This invention relates to a method for applying a releasing agent to a glass plate before subjecting the glass plate to hot bending working and an apparatus for same.
In producing a laminated and curved glass panel such as an automobile windshield it is often to simultaneously bend two glass plates before the lamination operation. That is, the two glass plates are placed one on top of the other without inserting any plastic interlayer therebetween, and in a suitably heated state the two glass plates are simultaneously and similarly bent, for example, by a press bending method. The thus bent two glass plates need to be separated from each other in advance of the lamination operation, but there is a possibility that the two glass plates adhere to each other by superficial fusion during the hot bending working. To prevent the two glass plates from adhering to each other it is known to apply a releasing agent to one of the two glass plate in advance. For example, gypsum, talc, calcium carbonate or mica is used as the releasing agent, and the releasing agent is applied to the glass plate as a dry powder or as a suspension or solution in a liquid, as described in JP No. 54-21847.
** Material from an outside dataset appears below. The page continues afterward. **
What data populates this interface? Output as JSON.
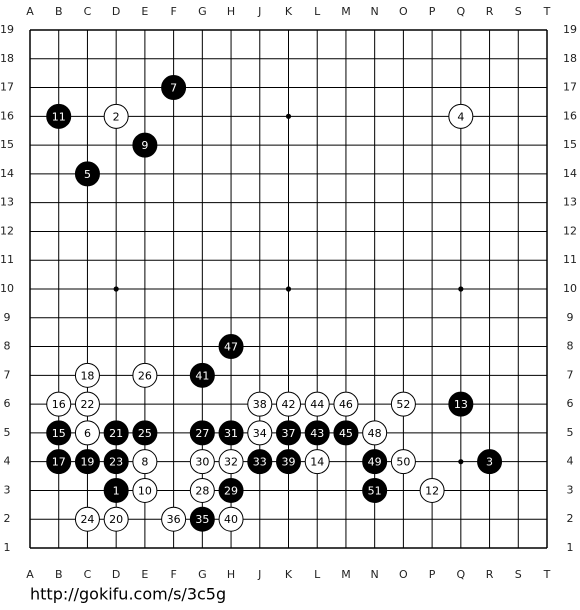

In the case of applying a releasing agent in the form of a dry powder to a glass plate it is not seldom that the powder is unevenly scattered over the glass plate surface so that the glass plate locally adheres to another glass plate when the two glass plates are provisionally laminated and simultaneously heated and bent. Besides, it is not easy to completely remove the releasing agent powder from each of the bent glass plates, and it is not rarely that the residual releasing agent turns into foreign matter which renders the glass plate defective. In the case of using a suspension of a releasing agent powder in a liquid the suspension on the glass plate surface must be dried to turn into a coating of a dry powder. Also in this case it is not easy to completely remove the powder from the glass plate after bending the glass plate.
It is possible to use a water soluble compound as the releasing agent, and it is relatively easy to form a uniform and relatively thin coating by applying an aqueous solution of the soluble releasing agent onto a glass plate and drying the liquid film on the glass plate surface. In this case the releasing agent can easily be removed from the glass plate by washing with water after bending the glass plate.
In conventional processes of producing laminated and curved glass panels with the use of a releasing agent, each glass plate is held horizontally while the releasing agent is applied thereto because this is convenient for the subsequent operations such as placing another glass plate on the glass plate coated with the releasing agent and then placing the two glass plates on a bending mold. However, during the application of the releasing agent it is not rarely that coarse particles of the releasing agent or particles of foreign materials fall onto the horizontally held glass plate from the top of the spraying booth or the environmental atmosphere and adhere to the glass plate. At the subsequent stage of bending provisionally laminated two glass plates the existence of a particle of foreign matter on the contacting surface of one glass plate is liable to result in the formation of a tiny concavity in either of the two bent glass plates. In the obtained glass panel such a concavity will cause local distortion of transmitted or reflected images as is called "spot distortion", and the glass panel will be judged to be defective.